El Paicol Anciano.
Por: Helmer Illera Cubides
Parece
que a la actual administración de Paicol no le interesa la juventud paicoleña, que
se desangra por los problemas sociales latentes, el alcoholismo, la
drogadicción y lo que la calle a diario les ofrece. Es curioso ver como en las
calles, parques y establecimientos
públicos abundan jóvenes menores de edad y del común ingiriendo alcohol y
consumiendo sustancias psicoactivas.
Tan
normal se volvió ver por las calles, sitios turísticos y lugares concurridos de
Paicol, a jóvenes sumergidos en las sustancias psicoactivas, los olores a
marihuana, incluso palabras despectivas, abucheos se ven en estos lugares, la
tranquilidad con la que se vivía no es la misma, se ha acrecentado la
inseguridad, robos, hurtos y pérdidas tanto en la zona rural y urbana.
Donde
están los padres de familia de estos jóvenes, acaso se volvió tan común que en
cada casa las reglas no se respeten y como reza el dicho “los pájaros le tiran
a las escopetas”, el respeto y la obediencia en los hogares se perdió, padres
acceden a las pretensiones de sus hijos, les dan todo sin que les cueste y no
los enseñan a trabajar para defenderse de la vida. ¿Estamos criando a nuestros
hijos cumpliendo sus deseos, viendo que más adelante formamos delincuentes para
esta sociedad?
“Joselito”,
un joven visionario, independiente, con ganas de salir y construir sus sueños,
ama el campo, desde su niñez su padre le enseño a trabajar, a ganarse el
sustento para poder crecer materialmente y espiritualmente, hoy es un líder
social de sus pueblos. Hablamos de sus pueblos porque su madre tiene raíces
NASA, pueblo indígena del cauca y su padre es Paicoleño. Cree que el campo es
la mejor solución a los problemas de la nación, con buenas prácticas de
agricultura, con justicia social y con hacer siempre el bien a la sociedad.
Muchos
jóvenes necesitan oportunidad y apoyo para desempeñarse en la sociedad, a
diario se le cierra la puerta porque los padres no tienen los suficientes recursos
para mandarlos desde el campo a la ciudad, desde muy pequeños no desarrollan
habilidades como el canto, el baile, la música, el deporte, porque la poca
gestión de los gobiernos es casi nula y sin estas ayudas crean vacíos en su
formación, llegando a el bachillerato sin saber qué hacer con sus vidas.
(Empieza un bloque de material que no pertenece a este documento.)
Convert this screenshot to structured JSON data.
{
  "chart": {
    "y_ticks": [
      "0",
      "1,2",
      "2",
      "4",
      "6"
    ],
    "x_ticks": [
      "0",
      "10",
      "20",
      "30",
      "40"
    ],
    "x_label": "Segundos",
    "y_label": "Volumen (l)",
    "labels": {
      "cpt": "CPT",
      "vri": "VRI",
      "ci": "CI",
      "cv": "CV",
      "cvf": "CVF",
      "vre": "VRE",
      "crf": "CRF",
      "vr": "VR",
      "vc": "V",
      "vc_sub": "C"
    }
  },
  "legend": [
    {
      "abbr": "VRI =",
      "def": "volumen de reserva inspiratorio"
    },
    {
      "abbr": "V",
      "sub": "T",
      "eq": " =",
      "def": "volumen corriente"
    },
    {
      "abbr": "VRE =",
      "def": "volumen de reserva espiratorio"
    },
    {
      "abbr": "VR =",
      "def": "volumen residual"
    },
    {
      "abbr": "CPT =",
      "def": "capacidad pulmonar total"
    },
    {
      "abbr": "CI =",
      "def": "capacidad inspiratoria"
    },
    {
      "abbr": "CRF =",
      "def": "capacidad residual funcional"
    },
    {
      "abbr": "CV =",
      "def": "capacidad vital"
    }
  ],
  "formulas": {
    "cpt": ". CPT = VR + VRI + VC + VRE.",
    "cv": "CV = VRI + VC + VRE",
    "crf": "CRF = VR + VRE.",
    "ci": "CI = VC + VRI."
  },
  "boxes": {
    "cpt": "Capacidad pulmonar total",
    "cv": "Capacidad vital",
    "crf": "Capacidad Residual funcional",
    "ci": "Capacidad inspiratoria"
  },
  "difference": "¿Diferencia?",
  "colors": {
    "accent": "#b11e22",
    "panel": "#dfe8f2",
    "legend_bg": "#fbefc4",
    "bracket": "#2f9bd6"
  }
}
Luego
marchan a las ciudades sin armas para defenderse y al poco tiempo caen en
problemas profundos como la delincuencia, los habitantes de calle y hasta la
muerte.
La
politiquería está de moda por estos días en los municipios por cuenta de las
elecciones regionales que se avecinan, paicol no es la excepción, es hora que
los jóvenes tomemos conciencia y exijamos más participación en nuestra
comunidad, conformar aquella banda de guerra y paz que en su mejores tiempos
crearon y formaron niños y jóvenes en la música, hoy tienen que contratar a las
bandas municipales de los vecinos, el grupo superlativo formador de actores y destrezas
como la comunicación en sus facetas, se acabó, un proceso que iba por buen
camino quedo a la deriva por falta de recursos y apoyos, el grupo de danzas
también se fue a la borda ya que al alcalde ningún instructor de su lado
político le sirve como profesor.
El
deporte también sufre una crisis total, los clubes deportivos han ido
perdiéndose en el tiempo, ya que la falta de presupuesto y apoyo, denotan
grandes brechas para los deportistas, un grupo de niñas juegan en
representación de Paicol pero tienen que trabajar vendiendo tamales y empanadas
para poder asistir a los encuentros deportivos. Muchos jóvenes juegan en otros
municipios para no perder su ritmo y que sean valorados deportivamente, porque
aquí; no hay presupuesto y “nos tocó bailar con la más fea”, frase icónica de
nuestro mandatario.
Es
hora de como paicoleños nos unamos a eliminar la politiquería y elegir
representantes con capacidades intelectuales definidas, a una persona que desde
el primer día visite las casas, construya comunidad, apoye y se le vea ganas de luchar por el
deporte, por la cultura, por el folclore, que desde sus grupos de apoyo ayude a
tantos jóvenes a crear destrezas y tengan su proyecto de vida definido, a atacar la drogadicción y el alcoholismo con
participación de la juventud en los escenarios propios de la comunidad, porque
una mente ocupada no lleva a pensamientos malos.